Abstract

Nucleate boiling heat transfer is strongly influenced by surface wettability as characterized by the Young's contact angle, θY. The contact angle is usually obtained from measurements on sessile droplets on horizontal test surfaces, but in the case of water at high temperatures and pressures, θY values from droplet experiments appear to be typically 30°–50° higher than values needed to explain bubble departure sizes for similar surfaces and temperatures. We explain the differences between θY values for droplets and vapor bubbles by using the surface adsorption theory of Adamson.

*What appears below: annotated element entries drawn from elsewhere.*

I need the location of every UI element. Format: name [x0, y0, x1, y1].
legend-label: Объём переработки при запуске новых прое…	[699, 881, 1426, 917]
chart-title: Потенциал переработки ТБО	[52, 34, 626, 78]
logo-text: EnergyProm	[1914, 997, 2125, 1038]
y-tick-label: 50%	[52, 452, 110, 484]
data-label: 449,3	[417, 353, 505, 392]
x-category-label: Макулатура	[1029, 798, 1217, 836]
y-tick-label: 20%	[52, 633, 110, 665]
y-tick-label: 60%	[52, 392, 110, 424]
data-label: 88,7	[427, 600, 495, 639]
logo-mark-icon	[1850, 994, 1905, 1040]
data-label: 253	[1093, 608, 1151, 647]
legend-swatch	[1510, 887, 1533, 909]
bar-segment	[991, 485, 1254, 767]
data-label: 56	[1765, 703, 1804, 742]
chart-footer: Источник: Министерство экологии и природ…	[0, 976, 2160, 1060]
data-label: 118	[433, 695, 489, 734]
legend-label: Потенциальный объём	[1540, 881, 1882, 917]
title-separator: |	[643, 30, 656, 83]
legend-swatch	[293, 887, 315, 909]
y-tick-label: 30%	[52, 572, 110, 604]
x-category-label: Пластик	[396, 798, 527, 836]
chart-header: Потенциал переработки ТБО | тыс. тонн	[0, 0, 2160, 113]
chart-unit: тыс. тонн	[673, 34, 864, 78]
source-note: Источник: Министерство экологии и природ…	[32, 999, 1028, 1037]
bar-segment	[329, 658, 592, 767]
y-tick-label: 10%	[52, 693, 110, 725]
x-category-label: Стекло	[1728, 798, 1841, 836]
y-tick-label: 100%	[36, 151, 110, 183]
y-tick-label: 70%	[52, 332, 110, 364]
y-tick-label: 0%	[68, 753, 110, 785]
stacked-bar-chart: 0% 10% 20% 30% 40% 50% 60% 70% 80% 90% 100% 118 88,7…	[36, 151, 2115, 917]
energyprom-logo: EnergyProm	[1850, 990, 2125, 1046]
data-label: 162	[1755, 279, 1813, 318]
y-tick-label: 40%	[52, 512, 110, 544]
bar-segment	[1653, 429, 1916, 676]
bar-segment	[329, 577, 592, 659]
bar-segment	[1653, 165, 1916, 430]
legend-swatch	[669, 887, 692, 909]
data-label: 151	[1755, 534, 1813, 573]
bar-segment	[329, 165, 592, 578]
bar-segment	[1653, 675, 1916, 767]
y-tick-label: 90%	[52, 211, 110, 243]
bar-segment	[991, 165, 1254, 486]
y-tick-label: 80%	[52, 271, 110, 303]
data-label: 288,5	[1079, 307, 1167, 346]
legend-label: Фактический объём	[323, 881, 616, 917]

This theory suggests that in the case of bubble formation in high pressure boiling, as the non-wetted surface inside the bubble is in contact with a saturated vapor, it will be covered by an adsorbed liquid layer of nanoscale thickness. Droplet experiments, on the other hand, generally use autoclaves pressurized by permanent gases in which the vapor pressure is far below saturation: in these relatively dry gases, the adsorbed liquid nanolayer is expected to be absent. We suggest that the presence of the adsorbed layer in the case of vapor bubbles will increase the work of formation of a new wetted surface by an amount comparable to the liquid surface tension, resulting in a significant reduction in θY. We show that by applying Adamson's model with plausible choices for unknown parameters, it is possible to explain the magnitude of the differences in θY in bubble and droplet experiments and to explain why θY appears much less sensitive to surface material conditions in the case of departing vapor bubbles than in the case of sessile droplets. We conclude that θY measurements for sessile droplets on heated surfaces in pressurized gas rather than saturated vapor environments may not be relevant to vapor bubbles and values should not be used directly in models of nucleate boiling.